Face au fasciste Bolsanaro et alors que Lula pactise avec le chef de la droite conservatrice catholique, Geraldo Alckmin, la candidature de Sofia Manzano est une bouffée d’oxygène pour les classes populaires et offre une véritable alternative pour les travailleurs et les forces progressistes du Brésil. Puisse la camarade Sofia Manzano obtenir le meilleur résultat possible et permettre de toucher au maximum les masses dans l’indispensable combat pour la perspective socialiste au Brésil !
Initiative communiste (IC) – Quel est le bilan du mandat de Bolsonaro pour la classe ouvrière et le peuple brésilien ?
Sofia Manzano (SM) – Le gouvernement d’extrême droite du fasciste “agit-prop” Jair Bolsonaro a mené et approuvé au Congrès National un ensemble de contre-réformes responsables de la destruction du travail, en supprimant tout le système de protection au travail, en jettent la classe ouvrière brésilienne dans le secteur informel et en aggravant la précarisation prononcée des conditions de travail : les salaires sont payés par jour et par heure, sans aucune protection liée à la retraite ! Cette logique destructrice du travail social a accéléré les politiques de désarticulation du système de protection sociale, en empêchant que les travailleur-e-s puissent demander la protection concernant la période au cours de laquelle ils auraient le droit à la retraite. En outre, les travailleur-es- du secteur public ont été attaqué-e-s avec la suppression de leurs droits, les coupes dans le budget public (notamment dans l’éducation et la santé), les attaques contre les Universités publiques et la Science et la Technologie, en désorganisant la recherche scientifique au Brésil.
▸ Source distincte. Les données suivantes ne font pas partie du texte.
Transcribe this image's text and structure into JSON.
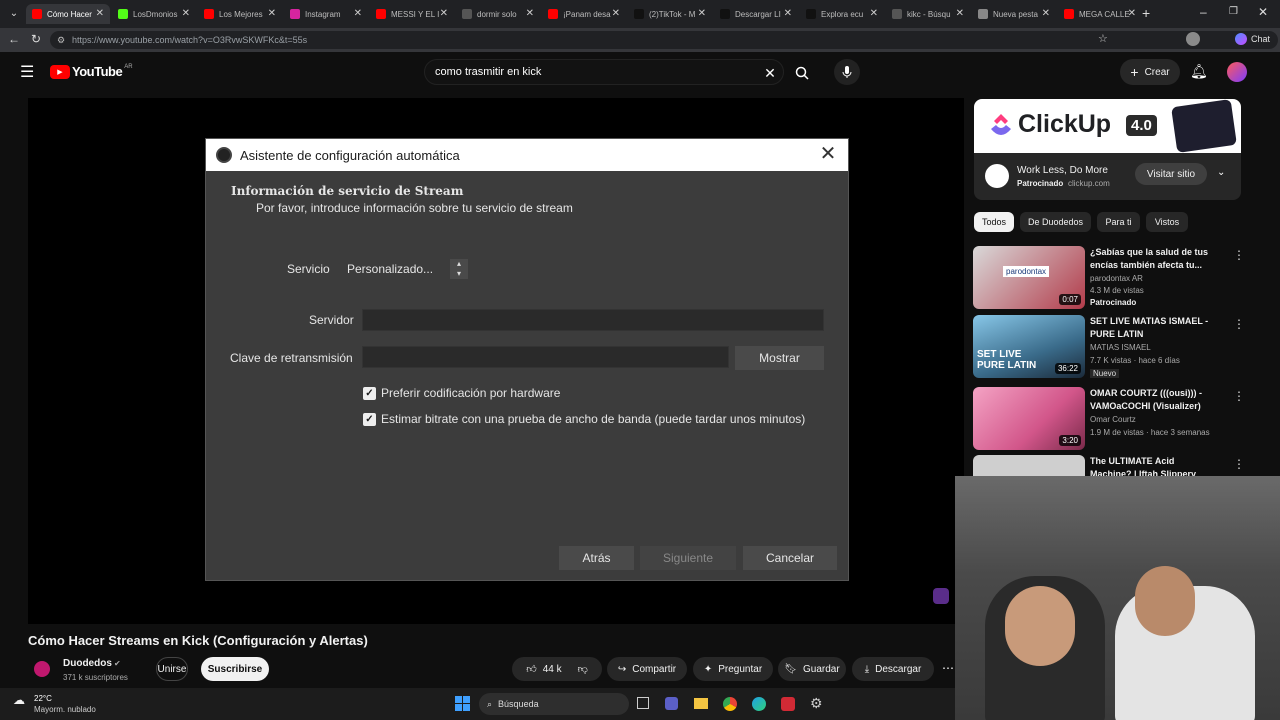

Bolsonaro mène un ensemble de forces de droite néo-fascistes, néonazies, réactionnaires et obscurantistes qui ont mis en péril les libertés démocratiques et la “normalité” institutionnelle, avec le soutien des fractions de la bourgeoisie rentière, de l’“agrobusiness”, du secteur bancaire et des secteurs de la bourgeoisie industrielle brésilienne. Sa base sociale d’extrême droite est composée des secteurs de la classe moyenne qui reçoit de gros salaires, une partie importante des secteurs religieux néo-pentecôtistes, des segments de l’armée et des agents des milices liés au crime organisée.
Avec Bolsonaro, la famine a augmenté, la misère a frappé une population de 33 millions de personnes, l’accès aux services publics a été dramatiquement réduit, le chômage a avancé énormément, la population noire et pauvre des plus diverses banlieues est attaquée sans cesse. De plus, les violences policières, le racisme et les féminicides ont contribué à l’augmentation de la mortalité de la jeunesse noire et de la population LGBT.
En réalité, le pays est entré dans le chaos social et la violence politique. Les invasions des territoires indiens et la destruction environnementale grandissent et les assassinats des “quilombolas” – communauté formée par les esclaves en fuite dans des régions reculées – des Indiens et des militants politiques avancent.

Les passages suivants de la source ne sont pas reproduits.